Quick! How do you get what you want – through change or transformation? Wait, aren’t they the same thing?
I used to see change and transformation as synonyms. Not anymore.
Richard Rohr gave me new definitions. He describes change as new beginnings whereas transformation starts earlier, with the destruction of the old.
Change: New Beginnings
Launching a business as an entrepreneur changed me. Instead of a regular paycheque from my employer, I became both employer and employee of “Laura Barker Coaching.” It felt exciting and terrifying at the same time.
My decision to start my own business as a career coach was a new beginning.
Transformation: Destruction of the Old
Transformation requires more of you. It occurs at a deeper level as you get rid of what no longer serves you. While it doesn’t need to be painful to be effective, it often is. Pain forces you to pay attention, so it serves a purpose.
In my case, quitting my disastrous project management job was transformative.
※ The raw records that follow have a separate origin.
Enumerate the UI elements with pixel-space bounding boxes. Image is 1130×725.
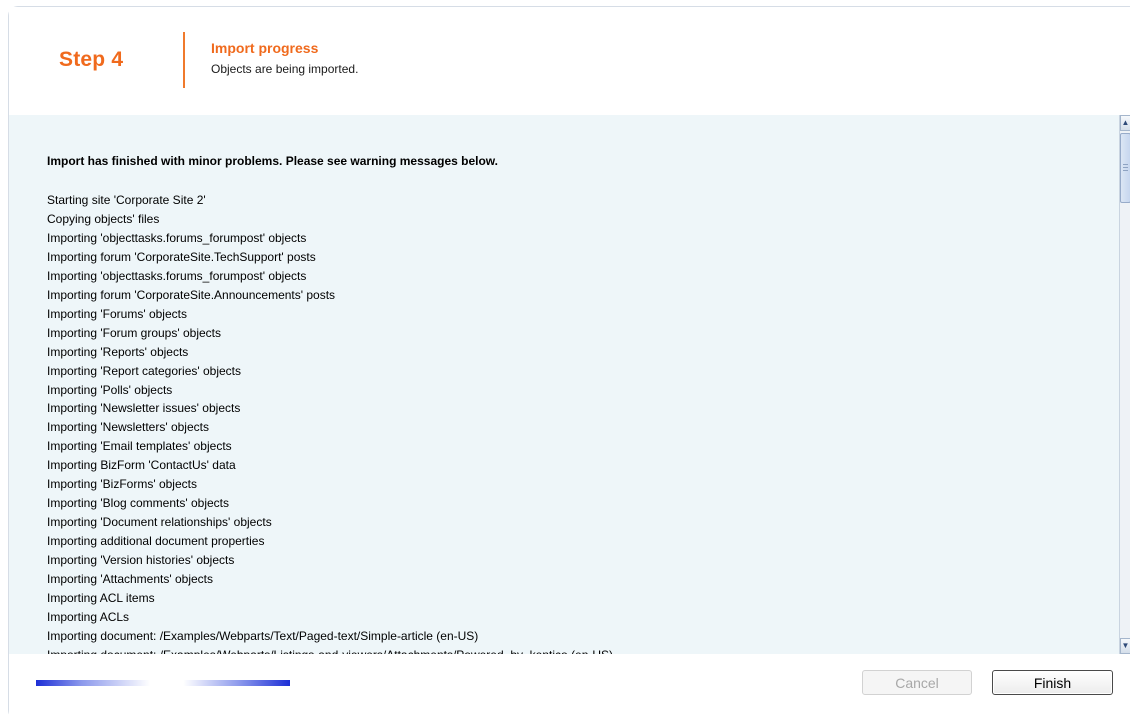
log-line: Copying objects' files xyxy=(47,211,160,226)
log-line: Importing 'Polls' objects xyxy=(47,382,173,397)
page-subtitle: Objects are being imported. xyxy=(211,62,359,76)
log-line: Importing 'objecttasks.forums_forumpost'… xyxy=(47,268,307,283)
log-line: Importing additional document properties xyxy=(47,534,265,549)
log-line: Importing forum 'CorporateSite.TechSuppo… xyxy=(47,249,316,264)
log-lines: Starting site 'Corporate Site 2' Copying… xyxy=(47,191,1107,654)
log-line: Importing 'Forum groups' objects xyxy=(47,325,221,340)
log-line: Importing 'Blog comments' objects xyxy=(47,496,229,511)
log-line: Importing 'Newsletters' objects xyxy=(47,420,209,435)
log-line: Importing document: /Examples/Webparts/T… xyxy=(47,628,479,643)
log-line: Importing 'Version histories' objects xyxy=(47,553,235,568)
step-title: Step 4 xyxy=(59,48,124,71)
grip-line xyxy=(1123,164,1128,165)
scroll-thumb[interactable] xyxy=(1120,133,1130,203)
page-title: Import progress xyxy=(211,40,319,56)
log-line: Importing forum 'CorporateSite.Announcem… xyxy=(47,287,336,302)
grip-line xyxy=(1123,167,1128,168)
log-line: Importing 'BizForms' objects xyxy=(47,477,197,492)
cancel-button[interactable]: Cancel xyxy=(862,670,972,695)
import-summary: Import has finished with minor problems.… xyxy=(47,154,499,168)
log-line: Importing ACL items xyxy=(47,591,155,606)
scroll-down-arrow-icon[interactable]: ▼ xyxy=(1120,638,1130,654)
log-line: Importing 'Report categories' objects xyxy=(47,363,242,378)
log-scrollbar[interactable]: ▲ ▼ xyxy=(1119,115,1130,654)
import-log-content: Import has finished with minor problems.… xyxy=(47,154,1107,654)
scroll-up-arrow-icon[interactable]: ▲ xyxy=(1120,115,1130,131)
import-log-panel[interactable]: Import has finished with minor problems.… xyxy=(9,115,1119,654)
log-line: Importing BizForm 'ContactUs' data xyxy=(47,458,236,473)
import-progress-bar xyxy=(36,680,290,686)
log-line: Starting site 'Corporate Site 2' xyxy=(47,193,206,207)
log-line: Importing 'Forums' objects xyxy=(47,306,187,321)
log-line: Importing 'Reports' objects xyxy=(47,344,189,359)
log-line: Importing 'Attachments' objects xyxy=(47,572,213,587)
log-line: Importing document: /Examples/Webparts/L… xyxy=(47,646,1107,654)
log-line: Importing ACLs xyxy=(47,609,130,624)
log-line: Importing 'Newsletter issues' objects xyxy=(47,401,241,416)
log-line: Importing 'Email templates' objects xyxy=(47,439,232,454)
header-divider xyxy=(183,32,185,88)
finish-button[interactable]: Finish xyxy=(992,670,1113,695)
wizard-footer: Cancel Finish xyxy=(9,654,1130,720)
wizard-header: Step 4 Import progress Objects are being… xyxy=(9,7,1130,115)
log-line: Importing 'objecttasks.forums_forumpost'… xyxy=(47,230,307,245)
grip-line xyxy=(1123,170,1128,171)
log-line: Importing 'Document relationships' objec… xyxy=(47,515,272,530)
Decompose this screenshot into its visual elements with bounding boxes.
By destroying the old, I could welcome the new. In fact, I see now that I had to experience the pain of this job to land where I am today. Otherwise, I’d have stuck to my creature comforts and remained dissatisfied.
You experience transformation at significant points in your life: the loss of a job, a new baby, the death of a parent. Whether you seek it, or not, it’s necessary for your holistic (mind, body, heart, spirit) growth.
Scale
I view the difference between change and transformation as one of scale.
On the one hand, you have change. Change is typically self-driven. You may say, “I want to change ‘x.’ These are my options.” Then you make a decision.
On the other hand, transformation is done “for” you (not “to” you), by external circumstances usually, in order to force a deeper reckoning.
Both are necessary for a life fully loved.
Getting What You Want
Getting what you want means achieving a desired outcome:
- I want fulfilment in my work;
- I want to get out of the weeds and gain more clarity:
- I want more balance in my life.
To get to the outcome, something must happen. In other words,
How do you get from “here” to “there?”
When you can identify movement between these two points, you have, by definition, grown as a person. Growth occurs by changing or through transformation.
Process
Growth is a process. Processes act as blueprints – something you can follow to get what you want.
The mistake I’ve made is seeing processes as purely linear. Processes appeal to the logical left-brained rational mind. But ask anyone who has experienced grief whether it obediently follows Kubler-Ross’s five (5) stages in sequential order, and you’ll learn it doesn’t. You move between stages at different rates and loop back to one stage or another. They’re not always linear.
The left brain needs the support of the right brain to take in the whole, not just segments (“stages”), to find patterns and themes. The right brain’s process isn’t linear but circular. Equally valid; just different.
Growth
Change and transformation thus create growth through a process that moves you from here to there. You do it because you want to get “there,” which is your desired outcome.
What change or transformation do you need to make in your life?